When a deal can’t be reached, governments are allowed to take private property through eminent domain when such an action is deemed in support of public interest for building, street and other infrastructure projects.

The government is still required to pay for the property.



MOVE OF SHELBY STREET HOUSE OK’d

City Attorney Stan Robison said he found no reason that preservationists can’t move a circa-1890 house from 1815 Shelby St. to a lot owned by New Albany Clean & Green at 1718 Shelby St.

The request had been tabled for two weeks before the board of works approved it on Tuesday.

The group Access Ventures, Co. will move the house on Sept. 19 utilizing Bulldog Alley near New Albany High School.

The move will take place after 3 p.m. as to not interfere with school traffic, and the alley will be closed on Sept. 19 to make way for the transfer.

Officials have estimated it will take about four months to rehabilitate the 19th century structure.



ALLEY ACCESS DENIED FOR HARVEST

After taking a week to review the request, the board rejected Cafe 27’s proposal to close an alley near the Main Street business in order to setup a tent during Harvest Homecoming booth days.

Fire officials said the alley provides access to businesses along Pearl Street during Harvest Homecoming, and closing it down could lead to safety issues if there was an accident.

“If the fire department is expressing an issue as far as the tent being there, I don’t know how the board can approve it,” said Mickey Thompson, street department commissioner and board of works member.

Cafe 27 may instead set up a tent in a parking lot adjacent to the business. The establishment had intended to have live music in the tent area during Harvest Homecoming booth days, which will run from Oct. 10-13.

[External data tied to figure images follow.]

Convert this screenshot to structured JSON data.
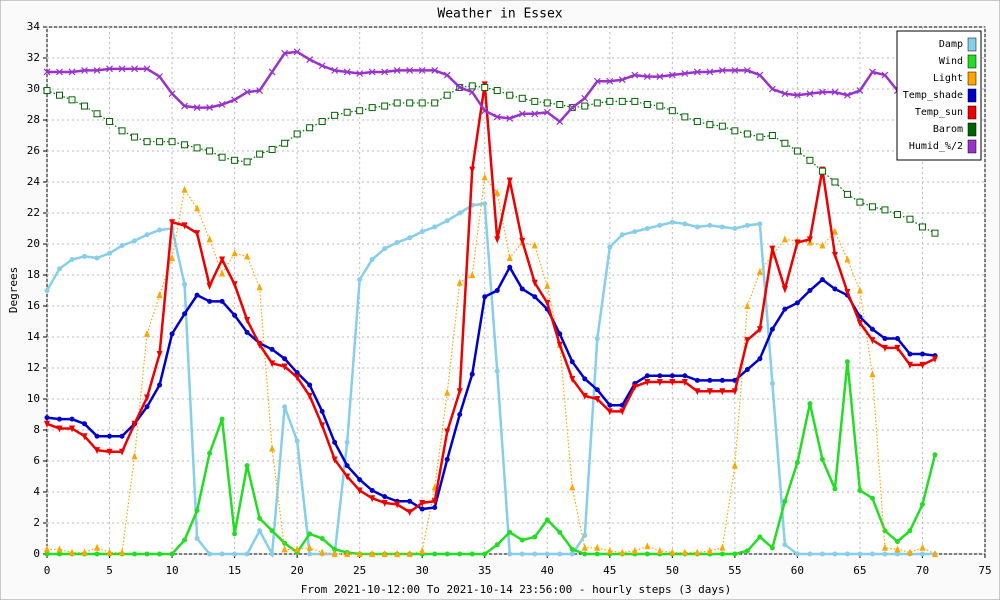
{
  "chart_data": {
    "type": "line",
    "title": "Weather in Essex",
    "xlabel": "From 2021-10-12:00 To 2021-10-14 23:56:00 - hourly steps (3 days)",
    "ylabel": "Degrees",
    "x": [
      0,
      1,
      2,
      3,
      4,
      5,
      6,
      7,
      8,
      9,
      10,
      11,
      12,
      13,
      14,
      15,
      16,
      17,
      18,
      19,
      20,
      21,
      22,
      23,
      24,
      25,
      26,
      27,
      28,
      29,
      30,
      31,
      32,
      33,
      34,
      35,
      36,
      37,
      38,
      39,
      40,
      41,
      42,
      43,
      44,
      45,
      46,
      47,
      48,
      49,
      50,
      51,
      52,
      53,
      54,
      55,
      56,
      57,
      58,
      59,
      60,
      61,
      62,
      63,
      64,
      65,
      66,
      67,
      68,
      69,
      70,
      71
    ],
    "xlim": [
      0,
      75
    ],
    "xticks": [
      0,
      5,
      10,
      15,
      20,
      25,
      30,
      35,
      40,
      45,
      50,
      55,
      60,
      65,
      70,
      75
    ],
    "ylim": [
      0,
      34
    ],
    "yticks": [
      0,
      2,
      4,
      6,
      8,
      10,
      12,
      14,
      16,
      18,
      20,
      22,
      24,
      26,
      28,
      30,
      32,
      34
    ],
    "grid": true,
    "legend": "upper right",
    "series": [
      {
        "name": "Damp",
        "color": "#87ceeb",
        "marker": "circle",
        "dotted": false,
        "values": [
          17,
          18.4,
          19,
          19.2,
          19.1,
          19.4,
          19.9,
          20.2,
          20.6,
          20.9,
          21,
          17.4,
          1,
          0,
          0,
          0,
          0,
          1.5,
          0,
          9.5,
          7.3,
          0,
          0,
          0,
          7.2,
          17.7,
          19,
          19.7,
          20.1,
          20.4,
          20.8,
          21.1,
          21.5,
          22,
          22.5,
          22.6,
          11.8,
          0,
          0,
          0,
          0,
          0,
          0,
          1.2,
          13.9,
          19.8,
          20.6,
          20.8,
          21,
          21.2,
          21.4,
          21.3,
          21.1,
          21.2,
          21.1,
          21,
          21.2,
          21.3,
          11,
          0.6,
          0,
          0,
          0,
          0,
          0,
          0,
          0,
          0,
          0,
          0,
          0,
          0
        ]
      },
      {
        "name": "Wind",
        "color": "#22dd22",
        "marker": "circle",
        "dotted": false,
        "values": [
          0,
          0,
          0,
          0,
          0,
          0,
          0,
          0,
          0,
          0,
          0,
          0.9,
          2.8,
          6.5,
          8.7,
          1.3,
          5.7,
          2.3,
          1.5,
          0.7,
          0.1,
          1.3,
          1,
          0.3,
          0.1,
          0,
          0,
          0,
          0,
          0,
          0,
          0,
          0,
          0,
          0,
          0,
          0.6,
          1.4,
          0.9,
          1.1,
          2.2,
          1.4,
          0.3,
          0,
          0,
          0,
          0,
          0,
          0,
          0,
          0,
          0,
          0,
          0,
          0,
          0,
          0.2,
          1.1,
          0.4,
          3.4,
          5.9,
          9.7,
          6.1,
          4.2,
          12.4,
          4.1,
          3.6,
          1.5,
          0.8,
          1.5,
          3.2,
          6.4
        ]
      },
      {
        "name": "Light",
        "color": "#ffa500",
        "marker": "triangle",
        "dotted": true,
        "values": [
          0.3,
          0.3,
          0.1,
          0.1,
          0.4,
          0.1,
          0.1,
          6.3,
          14.2,
          16.7,
          19.1,
          23.5,
          22.3,
          20.3,
          18.1,
          19.4,
          19.2,
          17.2,
          6.8,
          0.3,
          0.3,
          0.4,
          0.1,
          0,
          0,
          0,
          0,
          0,
          0,
          0,
          0.2,
          4.3,
          10.4,
          17.5,
          18,
          24.3,
          23.3,
          19.1,
          20.1,
          19.9,
          17.3,
          13.5,
          4.3,
          0.4,
          0.4,
          0.2,
          0.1,
          0.2,
          0.5,
          0.2,
          0.1,
          0.1,
          0.1,
          0.2,
          0.4,
          5.7,
          16,
          18.2,
          19.3,
          20.3,
          20.2,
          20.1,
          19.9,
          20.8,
          19,
          17,
          11.6,
          0.4,
          0.3,
          0.1,
          0.4,
          0
        ]
      },
      {
        "name": "Temp_shade",
        "color": "#0000cc",
        "marker": "circle",
        "dotted": false,
        "values": [
          8.8,
          8.7,
          8.7,
          8.4,
          7.6,
          7.6,
          7.6,
          8.4,
          9.5,
          10.9,
          14.2,
          15.5,
          16.7,
          16.3,
          16.3,
          15.4,
          14.3,
          13.6,
          13.2,
          12.6,
          11.7,
          10.9,
          9.2,
          7.2,
          5.7,
          4.8,
          4.1,
          3.7,
          3.4,
          3.4,
          2.9,
          3,
          6.1,
          9,
          11.6,
          16.6,
          17,
          18.5,
          17.1,
          16.6,
          15.8,
          14.2,
          12.4,
          11.3,
          10.6,
          9.6,
          9.6,
          11,
          11.5,
          11.5,
          11.5,
          11.5,
          11.2,
          11.2,
          11.2,
          11.2,
          11.9,
          12.6,
          14.5,
          15.8,
          16.2,
          17,
          17.7,
          17.1,
          16.7,
          15.3,
          14.5,
          13.9,
          13.9,
          12.9,
          12.9,
          12.8
        ]
      },
      {
        "name": "Temp_sun",
        "color": "#ee0000",
        "marker": "triangle-down",
        "dotted": false,
        "values": [
          8.4,
          8.1,
          8.1,
          7.6,
          6.7,
          6.6,
          6.6,
          8.4,
          10.1,
          12.9,
          21.4,
          21.2,
          20.7,
          17.3,
          19,
          17.4,
          15.1,
          13.5,
          12.3,
          12.1,
          11.4,
          10.2,
          8.3,
          6.1,
          5,
          4.1,
          3.6,
          3.3,
          3.2,
          2.7,
          3.3,
          3.4,
          7.9,
          10.5,
          24.8,
          30.3,
          20.3,
          24.1,
          20.2,
          17.5,
          16.2,
          13.5,
          11.3,
          10.2,
          10,
          9.2,
          9.2,
          10.8,
          11.1,
          11.1,
          11.1,
          11.1,
          10.5,
          10.5,
          10.5,
          10.5,
          13.8,
          14.5,
          19.7,
          17.1,
          20.1,
          20.3,
          24.8,
          19.3,
          16.9,
          14.9,
          13.8,
          13.3,
          13.3,
          12.2,
          12.2,
          12.6
        ]
      },
      {
        "name": "Barom",
        "color": "#006400",
        "marker": "square",
        "dotted": true,
        "values": [
          29.9,
          29.6,
          29.3,
          28.9,
          28.4,
          27.9,
          27.3,
          26.9,
          26.6,
          26.6,
          26.6,
          26.4,
          26.2,
          26,
          25.6,
          25.4,
          25.3,
          25.8,
          26.1,
          26.5,
          27.1,
          27.5,
          27.9,
          28.3,
          28.5,
          28.6,
          28.8,
          28.9,
          29.1,
          29.1,
          29.1,
          29.1,
          29.6,
          30.1,
          30.2,
          30.1,
          29.9,
          29.6,
          29.4,
          29.2,
          29.1,
          29,
          28.8,
          28.9,
          29.1,
          29.2,
          29.2,
          29.2,
          29,
          28.9,
          28.6,
          28.2,
          27.9,
          27.7,
          27.6,
          27.3,
          27.1,
          26.9,
          27,
          26.5,
          26,
          25.4,
          24.7,
          24,
          23.2,
          22.7,
          22.4,
          22.2,
          21.9,
          21.6,
          21.1,
          20.7
        ]
      },
      {
        "name": "Humid_%/2",
        "color": "#9932cc",
        "marker": "cross",
        "dotted": false,
        "values": [
          31.1,
          31.1,
          31.1,
          31.2,
          31.2,
          31.3,
          31.3,
          31.3,
          31.3,
          30.8,
          29.7,
          28.9,
          28.8,
          28.8,
          29,
          29.3,
          29.8,
          29.9,
          31.1,
          32.3,
          32.4,
          31.9,
          31.5,
          31.2,
          31.1,
          31,
          31.1,
          31.1,
          31.2,
          31.2,
          31.2,
          31.2,
          30.9,
          30.1,
          29.8,
          28.6,
          28.2,
          28.1,
          28.4,
          28.4,
          28.5,
          27.9,
          28.8,
          29.4,
          30.5,
          30.5,
          30.6,
          30.9,
          30.8,
          30.8,
          30.9,
          31,
          31.1,
          31.1,
          31.2,
          31.2,
          31.2,
          30.9,
          30,
          29.7,
          29.6,
          29.7,
          29.8,
          29.8,
          29.6,
          29.9,
          31.1,
          30.9,
          29.9,
          29.8,
          29.8,
          29.8
        ]
      }
    ]
  }
}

BURGER KING CHANGING ENTRANCE

The entrance for the State Street Burger King will be revamped so that the restaurant is accessible via the same ingress that feeds traffic into Tucker’s American Favorites.

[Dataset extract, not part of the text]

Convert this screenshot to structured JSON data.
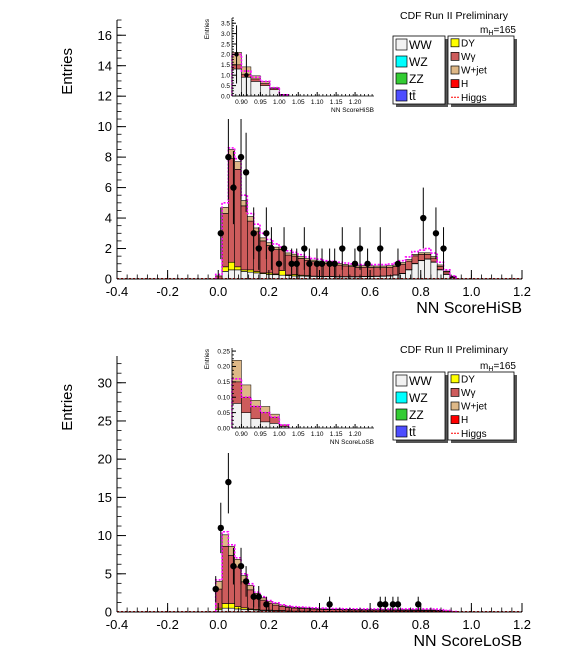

The board of works approved the request with the backing of the administration.

“We actually suggested it as a better point of entry,” said John Rosenbarger, director of public facilities projects for the city.

The entrance will be located at the Daisy Lane intersection. The project manager told the board that Burger King will be closed for about two weeks during construction, which could start as early as Monday.

He said traffic entering and leaving Tucker’s and the adjacent shopping center won’t be affected by construction.